You might think that Justice Scalia would have been reminded about the benefit of holding your tongue, when he saw that Justice O'Connor's concurring opinion in Lawrence used one of his old fiery dissents against him. He had dissented snarkily in Romer, in which the Court struck down an anti-gay referendum as discriminatory; Justice Scalia said, more or less, "you want an anti-gay law? I'll show you one: an anti-sodomy law! How can you get more anti-gay than that?!" He thought that somehow this would make people agree with him; but what it ended up doing, was giving Justice O'Connor something nice to cite as a reason to strike down the anti-sodomy law on equal protection grounds.

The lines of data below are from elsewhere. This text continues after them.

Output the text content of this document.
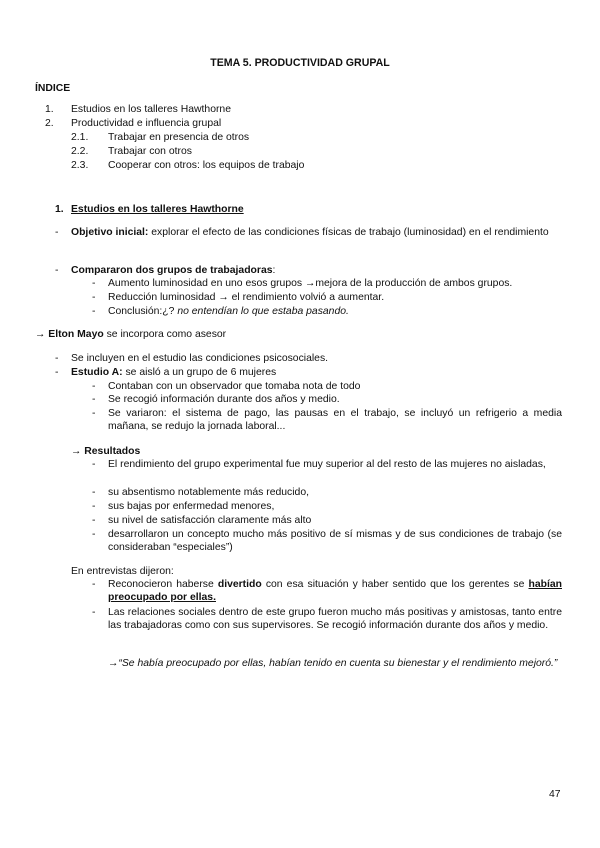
TEMA 5. PRODUCTIVIDAD GRUPAL
ÍNDICE
1. Estudios en los talleres Hawthorne
2. Productividad e influencia grupal
2.1. Trabajar en presencia de otros
2.2. Trabajar con otros
2.3. Cooperar con otros: los equipos de trabajo
1. Estudios en los talleres Hawthorne
- Objetivo inicial: explorar el efecto de las condiciones físicas de trabajo (luminosidad) en el rendimiento
- Compararon dos grupos de trabajadoras:
- Aumento luminosidad en uno esos grupos →mejora de la producción de ambos grupos.
- Reducción luminosidad → el rendimiento volvió a aumentar.
- Conclusión:¿? no entendían lo que estaba pasando.
→ Elton Mayo se incorpora como asesor
- Se incluyen en el estudio las condiciones psicosociales.
- Estudio A: se aisló a un grupo de 6 mujeres
- Contaban con un observador que tomaba nota de todo
- Se recogió información durante dos años y medio.
- Se variaron: el sistema de pago, las pausas en el trabajo, se incluyó un refrigerio a media mañana, se redujo la jornada laboral...
→ Resultados
- El rendimiento del grupo experimental fue muy superior al del resto de las mujeres no aisladas,
- su absentismo notablemente más reducido,
- sus bajas por enfermedad menores,
- su nivel de satisfacción claramente más alto
- desarrollaron un concepto mucho más positivo de sí mismas y de sus condiciones de trabajo (se consideraban “especiales”)
En entrevistas dijeron:
- Reconocieron haberse divertido con esa situación y haber sentido que los gerentes se habían preocupado por ellas.
- Las relaciones sociales dentro de este grupo fueron mucho más positivas y amistosas, tanto entre las trabajadoras como con sus supervisores. Se recogió información durante dos años y medio.
→“Se había preocupado por ellas, habían tenido en cuenta su bienestar y el rendimiento mejoró.”
47
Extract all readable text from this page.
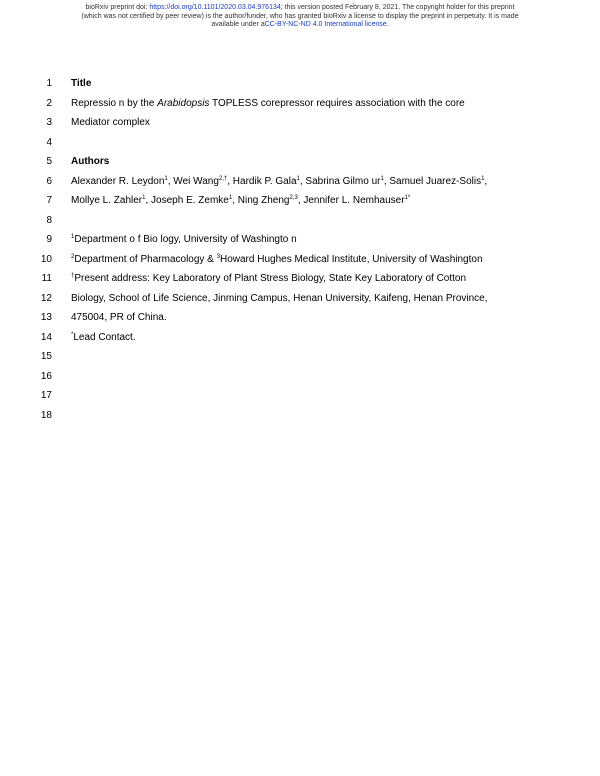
bioRxiv preprint doi: https://doi.org/10.1101/2020.03.04.976134; this version posted February 8, 2021. The copyright holder for this preprint
(which was not certified by peer review) is the author/funder, who has granted bioRxiv a license to display the preprint in perpetuity. It is made
available under aCC-BY-NC-ND 4.0 International license.
1 Title
2 Repressio n by the Arabidopsis TOPLESS corepressor requires association with the core
3 Mediator complex
4
5 Authors
6 Alexander R. Leydon$^1$, Wei Wang$^{2,\dagger}$, Hardik P. Gala$^1$, Sabrina Gilmo $ur^1$, Samuel Juarez-Solis$^1$,
7 Mollye L. Zahler$^1$, Joseph E. Zemke$^1$, Ning Zheng$^{2,3}$, Jennifer L. Nemhauser$^{1*}$
8
9	$^1$Department o f Bio logy, University of Washingto n
10	$^2$Department of Pharmacology & $^3$Howard Hughes Medical Institute, University of Washington
11	†Present address: Key Laboratory of Plant Stress Biology, State Key Laboratory of Cotton
12 Biology, School of Life Science, Jinming Campus, Henan University, Kaifeng, Henan Province,
13 475004, PR of China.
14	*Lead Contact.
15
16
17
18
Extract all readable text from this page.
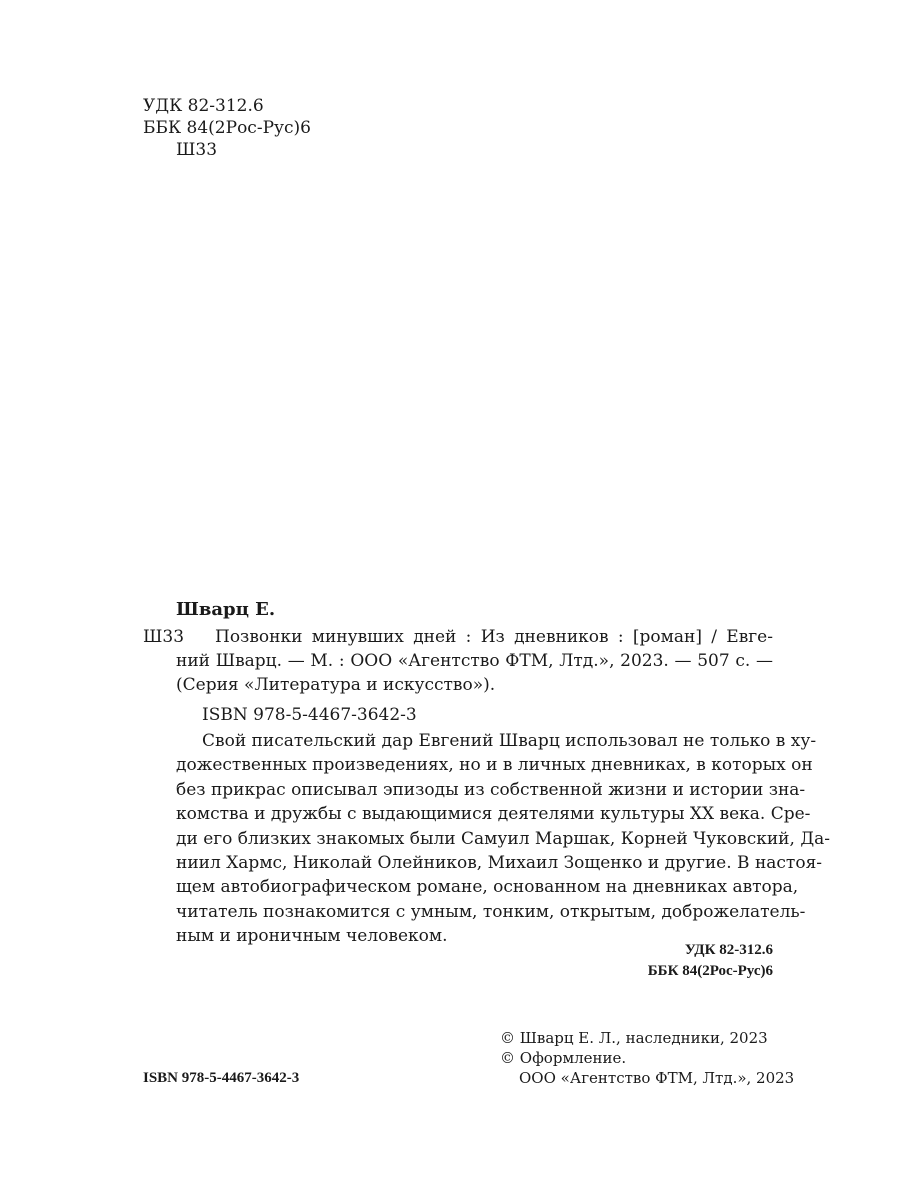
УДК 82-312.6
ББК 84(2Рос-Рус)6
Ш33
Шварц Е.
Ш33 Позвонки минувших дней : Из дневников : [роман] / Евге-
ний Шварц. — М. : ООО «Агентство ФТМ, Лтд.», 2023. — 507 с. —
(Серия «Литература и искусство»).
ISBN 978-5-4467-3642-3
Свой писательский дар Евгений Шварц использовал не только в ху-
дожественных произведениях, но и в личных дневниках, в которых он
без прикрас описывал эпизоды из собственной жизни и истории зна-
комства и дружбы с выдающимися деятелями культуры XX века. Сре-
ди его близких знакомых были Самуил Маршак, Корней Чуковский, Да-
ниил Хармс, Николай Олейников, Михаил Зощенко и другие. В настоя-
щем автобиографическом романе, основанном на дневниках автора,
читатель познакомится с умным, тонким, открытым, доброжелатель-
ным и ироничным человеком.
УДК 82-312.6
ББК 84(2Рос-Рус)6
© Шварц Е. Л., наследники, 2023
© Оформление.
ООО «Агентство ФТМ, Лтд.», 2023
ISBN 978-5-4467-3642-3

So did Justice Scalia, upon seeing Justice O'Connor's draft, think to himself, "gee, I should be careful not to shoot myself in the foot again, no matter how angry I get"? Nope. Instead, his dissent (see especially Part IV) affirmatively argues that, under the Court's reasoning, every law that is based on nothing more than the majority's sense of morality and propriety is unconstitutional. Well, that's fine with me. And indeed he goes out of his way to hint that one of the laws that will fall next, under the binding force of the Lawrence decision, is Alabama's silly law against vibrators. Again, fine with me. I love it when Justice Scalia's anger gets the better of him.